Le detrazioni sono prevalentemente per redditi da lavoro dipendente e pensione (63%), cerchi di famiglia (17%), oneri detraibili (7,6%), spese per recupero edilizio (11,4%) e spese per il riarmo energetico (2,9%).

Dal rapporto della Commissione Marè risulta che tra il 2022 e il 2023 il numero delle spese fiscali non è aumentato ma è rimasto sostanzialmente immutato. Più della metà di queste presenta un costo inferiore a 10 milioni di euro. Cancellandole tutte si ricaverebbero almeno 400 milioni.

Viene sottolineato che «molte hanno un valore medio molto basso, un numero di beneficiari molto contenuto e parecchie voci hanno importi trascurabili e non stimabili». Si dice chiaramente che «la political economy delle spese fiscali nel nostro Paese, ha poco a che fare con obiettivi tributari , di efficienza o distributivi: esse sono in prevalenza un sussidio tributario che emerge nel processo di scambio con i gruppi di pressione».

La Commissione ha valutato per 411 misure delle 555 vigenti, gli effetti finanziari che ammontano a circa 96,3 miliardi di euro per il 2024, 95,9 miliardi per il 2025 e circa 96,5 miliardi per il 2026. Il maggior costo per il bilancio è rappresentato dai vari bonus edilizi che da soli rappresentano il 40% del totale delle spese fiscali censite, per un ammontare di circa 38 miliardi di euro per il 2024. Ma su questa voce i margini di manovra sono molto risicati.

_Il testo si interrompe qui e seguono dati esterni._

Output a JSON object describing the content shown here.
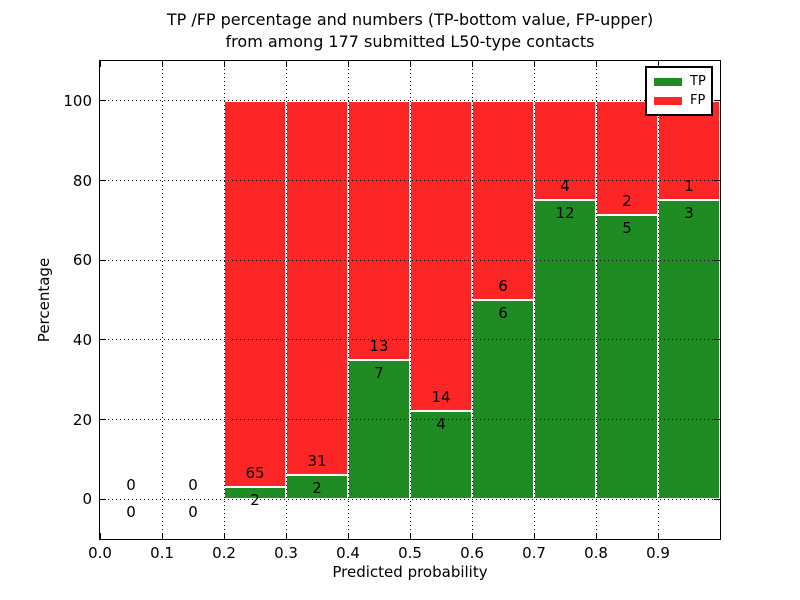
{
  "chart_data": {
    "type": "bar",
    "stacked": true,
    "title_line1": "TP /FP percentage and numbers (TP-bottom value, FP-upper)",
    "title_line2": "from among 177 submitted L50-type contacts",
    "xlabel": "Predicted probability",
    "ylabel": "Percentage",
    "xlim": [
      0.0,
      1.0
    ],
    "ylim": [
      -10,
      110
    ],
    "x_tick_labels": [
      "0.0",
      "0.1",
      "0.2",
      "0.3",
      "0.4",
      "0.5",
      "0.6",
      "0.7",
      "0.8",
      "0.9"
    ],
    "y_tick_values": [
      0,
      20,
      40,
      60,
      80,
      100
    ],
    "grid": "dotted",
    "legend_position": "upper right",
    "bin_width": 0.1,
    "bin_starts": [
      0.0,
      0.1,
      0.2,
      0.3,
      0.4,
      0.5,
      0.6,
      0.7,
      0.8,
      0.9
    ],
    "series": [
      {
        "name": "TP",
        "color": "#1e8c23",
        "counts": [
          0,
          0,
          2,
          2,
          7,
          4,
          6,
          12,
          5,
          3
        ]
      },
      {
        "name": "FP",
        "color": "#fc2626",
        "counts": [
          0,
          0,
          65,
          31,
          13,
          14,
          6,
          4,
          2,
          1
        ]
      }
    ],
    "tp_percentages": [
      null,
      null,
      2.99,
      6.06,
      35.0,
      22.22,
      50.0,
      75.0,
      71.43,
      75.0
    ],
    "bar_edge_color": "#ffffff",
    "total_contacts": 177
  }
}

Va ricordato che la delega per la riforma fiscale punta a salvaguardare una serie di detrazioni: per i redditi da lavoro e pensione, impresa, famiglia, salute, persone svantaggiate, arte, cultura, ricerca, istruzione, ambiente, innovazione tecnologica. Le detrazioni per le spese sanitarie effettivamente godute valgono 3,8 miliardi e sono utilizzate da 18,7 milioni di contribuenti mentre quelle per interessi sui mutui per l’acquisto dell’abitazione principale valgono 730 milioni e ne usufruirono 3,7 milioni di persone.

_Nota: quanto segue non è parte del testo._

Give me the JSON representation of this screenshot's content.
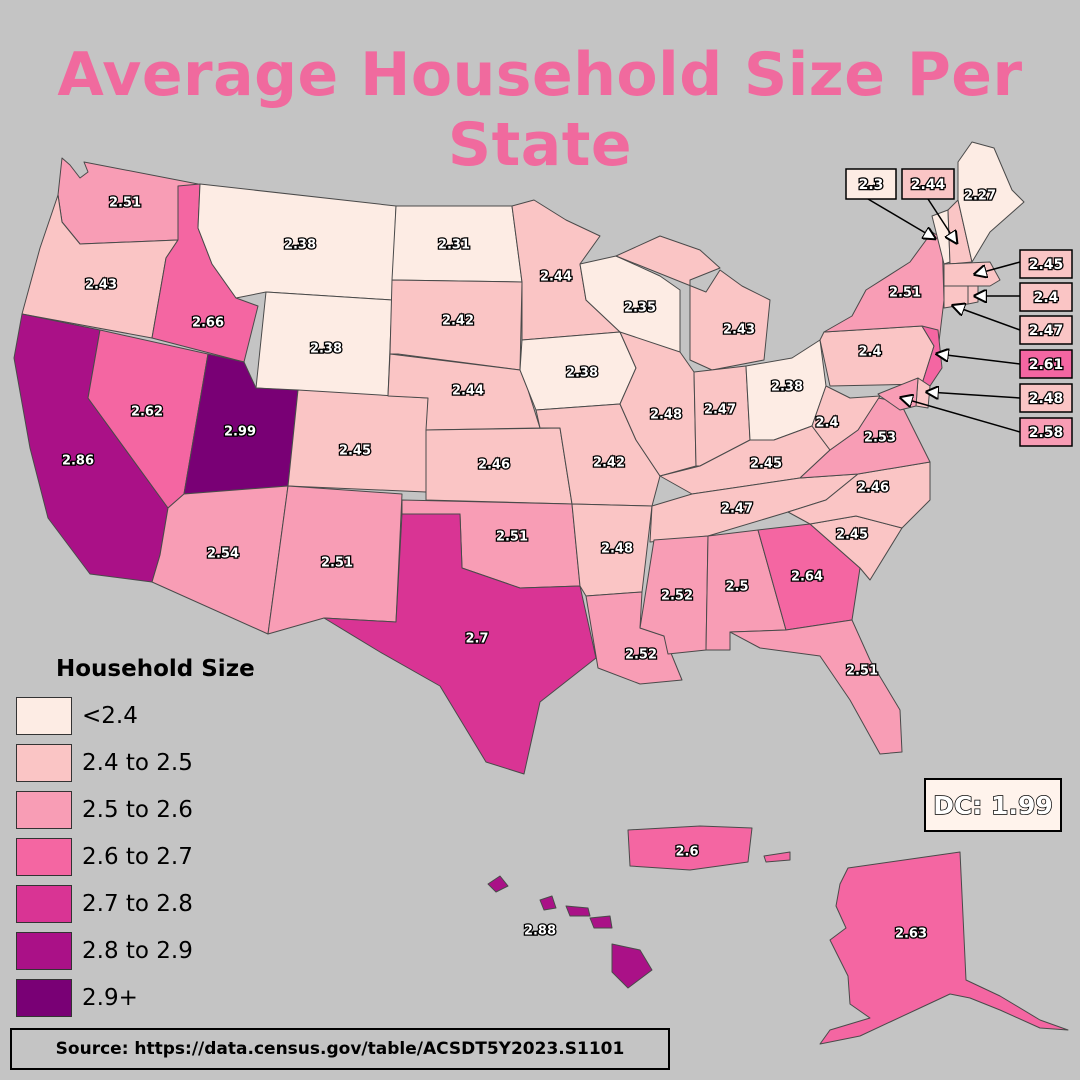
{
  "title": "Average Household Size Per State",
  "legend": {
    "title": "Household Size",
    "bins": [
      {
        "label": "<2.4",
        "color": "#fdece4"
      },
      {
        "label": "2.4 to 2.5",
        "color": "#fac5c5"
      },
      {
        "label": "2.5 to 2.6",
        "color": "#f89db5"
      },
      {
        "label": "2.6 to 2.7",
        "color": "#f466a2"
      },
      {
        "label": "2.7 to 2.8",
        "color": "#d93494"
      },
      {
        "label": "2.8 to 2.9",
        "color": "#aa1187"
      },
      {
        "label": "2.9+",
        "color": "#790075"
      }
    ]
  },
  "states": [
    {
      "code": "WA",
      "label": "2.51",
      "value": 2.51
    },
    {
      "code": "OR",
      "label": "2.43",
      "value": 2.43
    },
    {
      "code": "CA",
      "label": "2.86",
      "value": 2.86
    },
    {
      "code": "ID",
      "label": "2.66",
      "value": 2.66
    },
    {
      "code": "NV",
      "label": "2.62",
      "value": 2.62
    },
    {
      "code": "MT",
      "label": "2.38",
      "value": 2.38
    },
    {
      "code": "WY",
      "label": "2.38",
      "value": 2.38
    },
    {
      "code": "UT",
      "label": "2.99",
      "value": 2.99
    },
    {
      "code": "AZ",
      "label": "2.54",
      "value": 2.54
    },
    {
      "code": "CO",
      "label": "2.45",
      "value": 2.45
    },
    {
      "code": "NM",
      "label": "2.51",
      "value": 2.51
    },
    {
      "code": "ND",
      "label": "2.31",
      "value": 2.31
    },
    {
      "code": "SD",
      "label": "2.42",
      "value": 2.42
    },
    {
      "code": "NE",
      "label": "2.44",
      "value": 2.44
    },
    {
      "code": "KS",
      "label": "2.46",
      "value": 2.46
    },
    {
      "code": "OK",
      "label": "2.51",
      "value": 2.51
    },
    {
      "code": "TX",
      "label": "2.7",
      "value": 2.7
    },
    {
      "code": "MN",
      "label": "2.44",
      "value": 2.44
    },
    {
      "code": "IA",
      "label": "2.38",
      "value": 2.38
    },
    {
      "code": "MO",
      "label": "2.42",
      "value": 2.42
    },
    {
      "code": "AR",
      "label": "2.48",
      "value": 2.48
    },
    {
      "code": "LA",
      "label": "2.52",
      "value": 2.52
    },
    {
      "code": "WI",
      "label": "2.35",
      "value": 2.35
    },
    {
      "code": "IL",
      "label": "2.48",
      "value": 2.48
    },
    {
      "code": "MI",
      "label": "2.43",
      "value": 2.43
    },
    {
      "code": "IN",
      "label": "2.47",
      "value": 2.47
    },
    {
      "code": "OH",
      "label": "2.38",
      "value": 2.38
    },
    {
      "code": "KY",
      "label": "2.45",
      "value": 2.45
    },
    {
      "code": "TN",
      "label": "2.47",
      "value": 2.47
    },
    {
      "code": "MS",
      "label": "2.52",
      "value": 2.52
    },
    {
      "code": "AL",
      "label": "2.5",
      "value": 2.5
    },
    {
      "code": "GA",
      "label": "2.64",
      "value": 2.64
    },
    {
      "code": "FL",
      "label": "2.51",
      "value": 2.51
    },
    {
      "code": "SC",
      "label": "2.45",
      "value": 2.45
    },
    {
      "code": "NC",
      "label": "2.46",
      "value": 2.46
    },
    {
      "code": "VA",
      "label": "2.53",
      "value": 2.53
    },
    {
      "code": "WV",
      "label": "2.4",
      "value": 2.4
    },
    {
      "code": "PA",
      "label": "2.4",
      "value": 2.4
    },
    {
      "code": "NY",
      "label": "2.51",
      "value": 2.51
    },
    {
      "code": "ME",
      "label": "2.27",
      "value": 2.27
    },
    {
      "code": "AK",
      "label": "2.63",
      "value": 2.63
    },
    {
      "code": "HI",
      "label": "2.88",
      "value": 2.88
    },
    {
      "code": "PR",
      "label": "2.6",
      "value": 2.6
    }
  ],
  "callouts": [
    {
      "code": "VT",
      "label": "2.3",
      "value": 2.3
    },
    {
      "code": "NH",
      "label": "2.44",
      "value": 2.44
    },
    {
      "code": "MA",
      "label": "2.45",
      "value": 2.45
    },
    {
      "code": "RI",
      "label": "2.4",
      "value": 2.4
    },
    {
      "code": "CT",
      "label": "2.47",
      "value": 2.47
    },
    {
      "code": "NJ",
      "label": "2.61",
      "value": 2.61
    },
    {
      "code": "DE",
      "label": "2.48",
      "value": 2.48
    },
    {
      "code": "MD",
      "label": "2.58",
      "value": 2.58
    }
  ],
  "dc": {
    "label": "DC: 1.99",
    "value": 1.99
  },
  "source": "Source: https://data.census.gov/table/ACSDT5Y2023.S1101"
}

Il rapporto della Commissione ha messo in evidenza che su 625 misure di spesa, ce ne sono 145 che generano una spesa inferiore a 10 milioni di euro. Tra queste il numero maggiore riguarda l’Irpef (49), il credito d’imposta (19), Iva e accise ( 13 ciascuna classe); seguono l’imposta di registro di bollo e ipocatastali (12), l’Ires (8), Irpef/Ires, imposte di successione (6 per ciascuna class di costo) e altre (6). A queste si aggiungono 144 misure non quantificabili ma di cui la maggior parte riguardano l’Iva (38) e le imposte di registro e di bollo (32) e 78 senza effetti di bilancio.

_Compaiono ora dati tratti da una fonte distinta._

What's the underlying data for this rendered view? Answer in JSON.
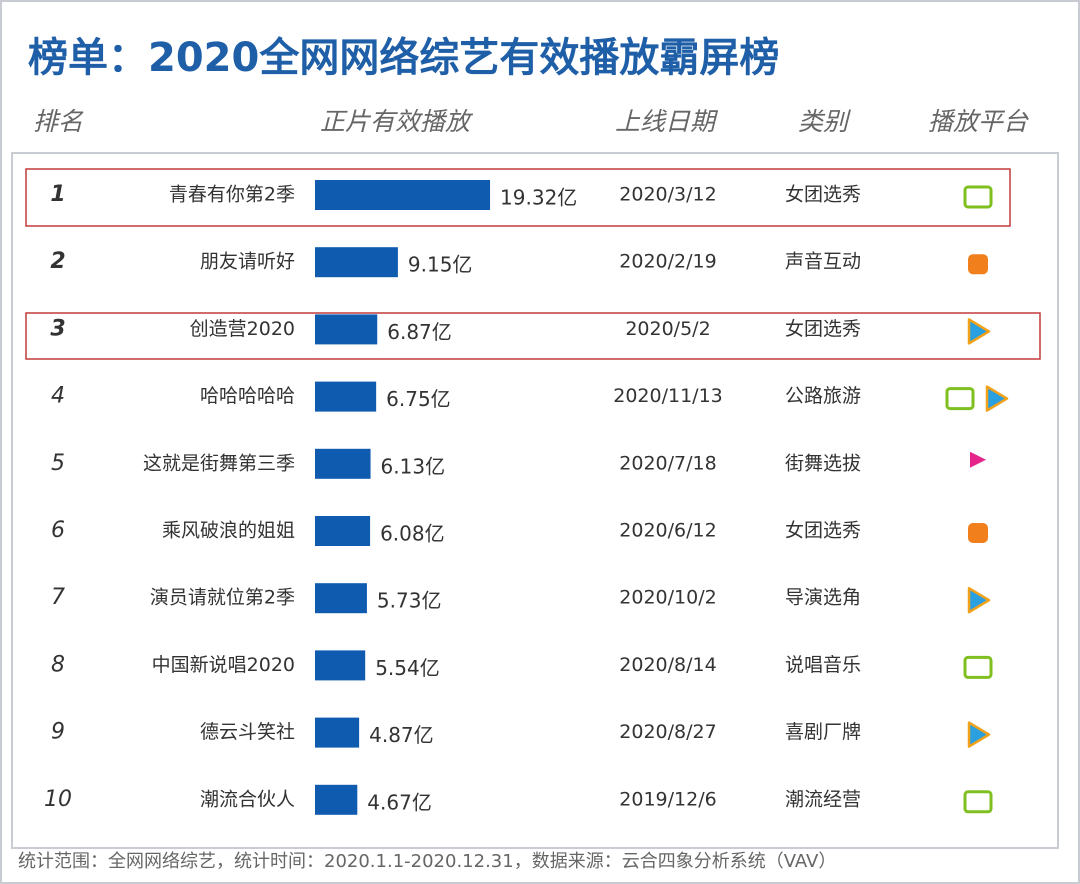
{
  "chart_data": {
    "type": "bar",
    "title": "榜单：2020全网网络综艺有效播放霸屏榜",
    "columns": [
      "排名",
      "正片有效播放",
      "上线日期",
      "类别",
      "播放平台"
    ],
    "ranks": [
      "1",
      "2",
      "3",
      "4",
      "5",
      "6",
      "7",
      "8",
      "9",
      "10"
    ],
    "categories": [
      "青春有你第2季",
      "朋友请听好",
      "创造营2020",
      "哈哈哈哈哈",
      "这就是街舞第三季",
      "乘风破浪的姐姐",
      "演员请就位第2季",
      "中国新说唱2020",
      "德云斗笑社",
      "潮流合伙人"
    ],
    "values": [
      19.32,
      9.15,
      6.87,
      6.75,
      6.13,
      6.08,
      5.73,
      5.54,
      4.87,
      4.67
    ],
    "value_labels": [
      "19.32亿",
      "9.15亿",
      "6.87亿",
      "6.75亿",
      "6.13亿",
      "6.08亿",
      "5.73亿",
      "5.54亿",
      "4.87亿",
      "4.67亿"
    ],
    "color": "#0f5bb0",
    "dates": [
      "2020/3/12",
      "2020/2/19",
      "2020/5/2",
      "2020/11/13",
      "2020/7/18",
      "2020/6/12",
      "2020/10/2",
      "2020/8/14",
      "2020/8/27",
      "2019/12/6"
    ],
    "genres": [
      "女团选秀",
      "声音互动",
      "女团选秀",
      "公路旅游",
      "街舞选拔",
      "女团选秀",
      "导演选角",
      "说唱音乐",
      "喜剧厂牌",
      "潮流经营"
    ],
    "footnote": "统计范围：全网网络综艺，统计时间：2020.1.1-2020.12.31，数据来源：云合四象分析系统（VAV）"
  }
}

La politica ha mostrato finora una notevole affezione allo strumento delle tax expenditures e un notevole inventiva, dato che la maggior parte di detrazione, esclusioni, riduzioni e simili riguardano gruppi limitati di contribuenti e settori produttivi o di attività sociale circoscritti. Come ad esempio gli sgravi per le locazioni dei fondi rustici, la flat tax per i raccoglitori di erbe officinali, l’esclusione dell’accisa per le miscele gassose biologiche autoprodotte. Per far quadrare la manovra da 25 miliardi servirà un’azione di cesello e soprattutto un accordo politico nella maggioranza.